Hi clij enthusiasts,

following a tradition I’d like to start a discussion about the feature list of the next clij release. Therefore, I would like to know what commands are used by the community. Thus, I made poll (see below).

Background: I’m retracting an earlier announcement: clEsperanto will not have its first stable release in 2021. We just postponed it to 2022. We want to release a really great library with a well-designed API. We can make a better clEsperanto until summer 2022 so let’s not rush. :relieved:

This gives us the opportunity to release a fully backwards-compatible successor of clij2 in summer 2021: clij2.5 :slight_smile: I’m reaching out to hear your opinion on which experimental clijx commands the community would like to see in a stable clij2.5 release.

Here comes a list of commands which IMHO could be relatively easily be deployed as part of clij2.5, because they have been used in a couple of projects and proved useful:

Furthermore, there are some commands which might be interesting as well but weren’t tested in much detail yet. To make them part of the stable clij 2.5 release, support is welcome:

Furthermore, general feedback is welcome as well. For example, we’re maintaining a wish list as github issues here. Add things there or reply in this post if you have a good idea for extending clij. :slight_smile:

Thanks for your opinion!



At least a bicubic interpolation scheme for geometric transformations would be wonderful. (Don’t see it on the impressive listings.)


Great idea! I just added it to the wish list. However, while linear interpolation is built-in to OpenCL, bi-cubic is not. Thus, the effort might be substantial to make this work while keeping high performance.
Thanks for the suggestion! :slightly_smiling_face:

1 Like

To fulfill this basic request may require substantial investments but isn’t this what science is about? Just using what’s there is …

TransformJ provides various flavours of cubic interpolation and it even provides a quintic scheme.

1 Like

Yep, but dev time is limited, so something being worked on might be several other somethings not being worked on!


A while ago we had a short discussion a while ago about a temporal median filter with regards to an implementation I did on the GPU using clij and some custom OpenCL code at the Holhbein lab.

I think that a proper GPU implementation will still be magnitudes faster and was wondering if one of the features mentioned in the poll was something with regards to an expanded medianZProjection.

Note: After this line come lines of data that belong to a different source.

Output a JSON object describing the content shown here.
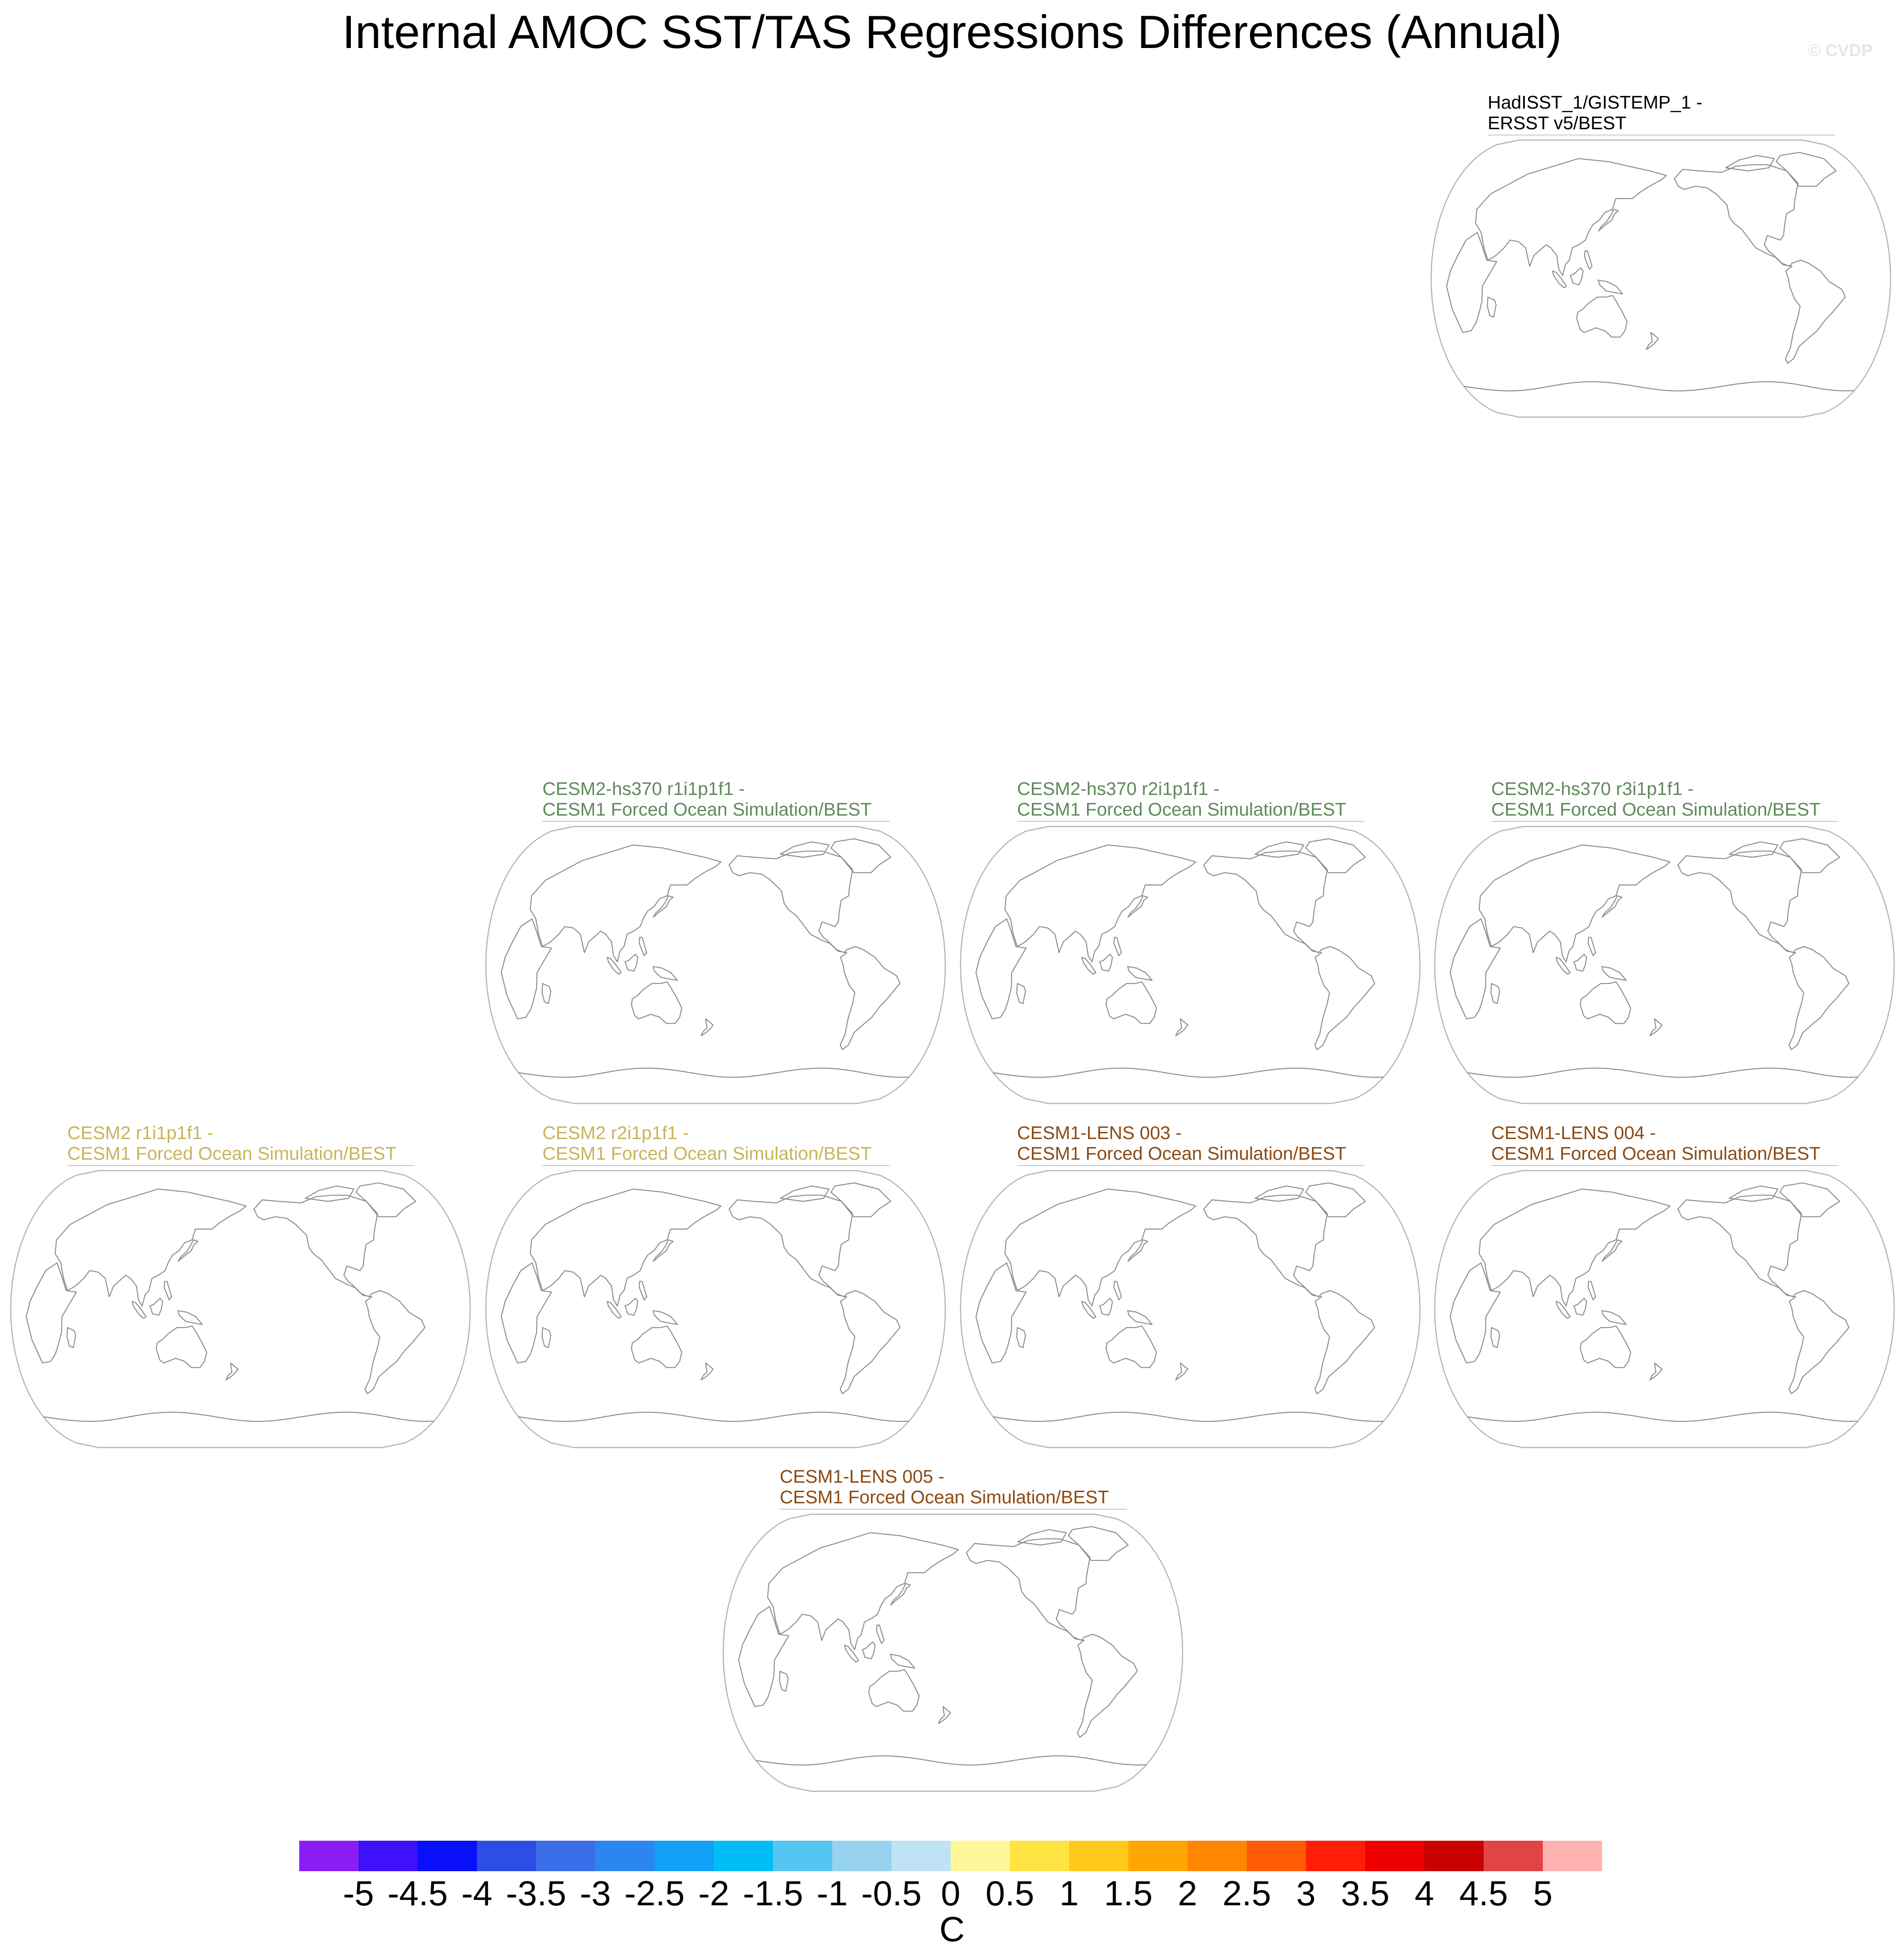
{
  "title": "Internal AMOC SST/TAS Regressions Differences (Annual)",
  "watermark": "© CVDP",
  "colors": {
    "obs": "#000000",
    "cesm2_hs370": "#5e8a5a",
    "cesm2": "#c8b45a",
    "cesm1_lens": "#8a4a14",
    "coastline": "#8c8c8c",
    "map_border": "#b4b4b4"
  },
  "panels": [
    {
      "line1": "HadISST_1/GISTEMP_1 -",
      "line2": "ERSST v5/BEST",
      "color_key": "obs"
    },
    {
      "line1": "CESM2-hs370 r1i1p1f1 -",
      "line2": "CESM1 Forced Ocean Simulation/BEST",
      "color_key": "cesm2_hs370"
    },
    {
      "line1": "CESM2-hs370 r2i1p1f1 -",
      "line2": "CESM1 Forced Ocean Simulation/BEST",
      "color_key": "cesm2_hs370"
    },
    {
      "line1": "CESM2-hs370 r3i1p1f1 -",
      "line2": "CESM1 Forced Ocean Simulation/BEST",
      "color_key": "cesm2_hs370"
    },
    {
      "line1": "CESM2 r1i1p1f1 -",
      "line2": "CESM1 Forced Ocean Simulation/BEST",
      "color_key": "cesm2"
    },
    {
      "line1": "CESM2 r2i1p1f1 -",
      "line2": "CESM1 Forced Ocean Simulation/BEST",
      "color_key": "cesm2"
    },
    {
      "line1": "CESM1-LENS 003 -",
      "line2": "CESM1 Forced Ocean Simulation/BEST",
      "color_key": "cesm1_lens"
    },
    {
      "line1": "CESM1-LENS 004 -",
      "line2": "CESM1 Forced Ocean Simulation/BEST",
      "color_key": "cesm1_lens"
    },
    {
      "line1": "CESM1-LENS 005 -",
      "line2": "CESM1 Forced Ocean Simulation/BEST",
      "color_key": "cesm1_lens"
    }
  ],
  "colorbar": {
    "units": "C",
    "labels": [
      "-5",
      "-4.5",
      "-4",
      "-3.5",
      "-3",
      "-2.5",
      "-2",
      "-1.5",
      "-1",
      "-0.5",
      "0",
      "0.5",
      "1",
      "1.5",
      "2",
      "2.5",
      "3",
      "3.5",
      "4",
      "4.5",
      "5"
    ],
    "colors": [
      "#8a1ef2",
      "#3f10fa",
      "#0a0ffa",
      "#2d4de6",
      "#3a6ee8",
      "#2b86f2",
      "#12a0f6",
      "#00bdf6",
      "#55c6f2",
      "#96d2ee",
      "#bfe2f4",
      "#fff89a",
      "#ffe443",
      "#ffc91c",
      "#ffa700",
      "#ff8600",
      "#ff5a06",
      "#ff1e06",
      "#ee0000",
      "#c80000",
      "#e04444",
      "#ffb2b2"
    ]
  }
}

If there is some interest (i would be willing to help with an implementation) I can post a detailed workflow in an issue on git (based on my depracted implementation).

Since I also work with rather large datasets, i was wondering if integration with GPUDirect Storage is already present/planned?

1 Like

Hey @DrNjitram ,

amazing initiative, thanks for reaching out!

I quickly went through your code and only found a median-z-projection is there a reason why you are not using the median-filter? Maybe I’m misunderstanding your project though. You do background-subtraction using a median-filter, right?

Regarding potential speedups: We recently did a project with two students (thanks Felix and Hannes!) about benchmarking of some operations in CLIc, CLIJs C++ sibling, made by @StRigaud. It turned out that mean-x-projections are faster than mean-z-projections, at least above a given stack size. Likely that’s related to how pixels are stored in memory.

The question would now be if a Median-X-projection is also faster. We also would need to investigate how much time an axis transposition would take in the context of realistic image sizes. A similar question arises for median-filters in X and Z.

If you could spend some time on this, I owe you a drink! It should be pretty straight-forward to take the java implementation of the MedianZProjection and its corresponding OpenCL-part, put them into a CLIJ2-plugin-template and turn it into a Median-X-Projection. Taking a look into the Mean-X-Projection and its OpenCL-counterpart might help as well.

From this median-x-projection it would then again be pretty straight-forward to program a sliding window that goes in x and computes the median of sub-stacks. I would recommend doing this in the GPU, using OpenCL to avoid repetetive data transfer.

I’m afraid this special memory access is restricted to NVidias CUDA technology and recent GPUs. However, I think if you can wrangle your data before pushing it to the GPU, transfer time can be optimized also without exploting vendor specific stuff. How large are your images? Do they fit in computer RAM?

We can also have a virtual meeting and discuss details.

Let me know if I can help you!



Hey Robert,

I dont recall the exact reason why i did certain things, it has been a few months and i have been busy with some other projects.

Why i am not using the median filter i wasnt sure, it might have been it was overlooked. The crux was iirc mostly loading data in and out of the GPU in batches. this also answers another question regarding the data size, as datasets could reach >20GB, more than some computers have (~16GB).

It was a rather complex application so I would love to have a quick discussion about the subject!

1 Like

Hi @haesleinhuepf,

I didn’t know about this “Wish List”!
I opened a few new “issues”!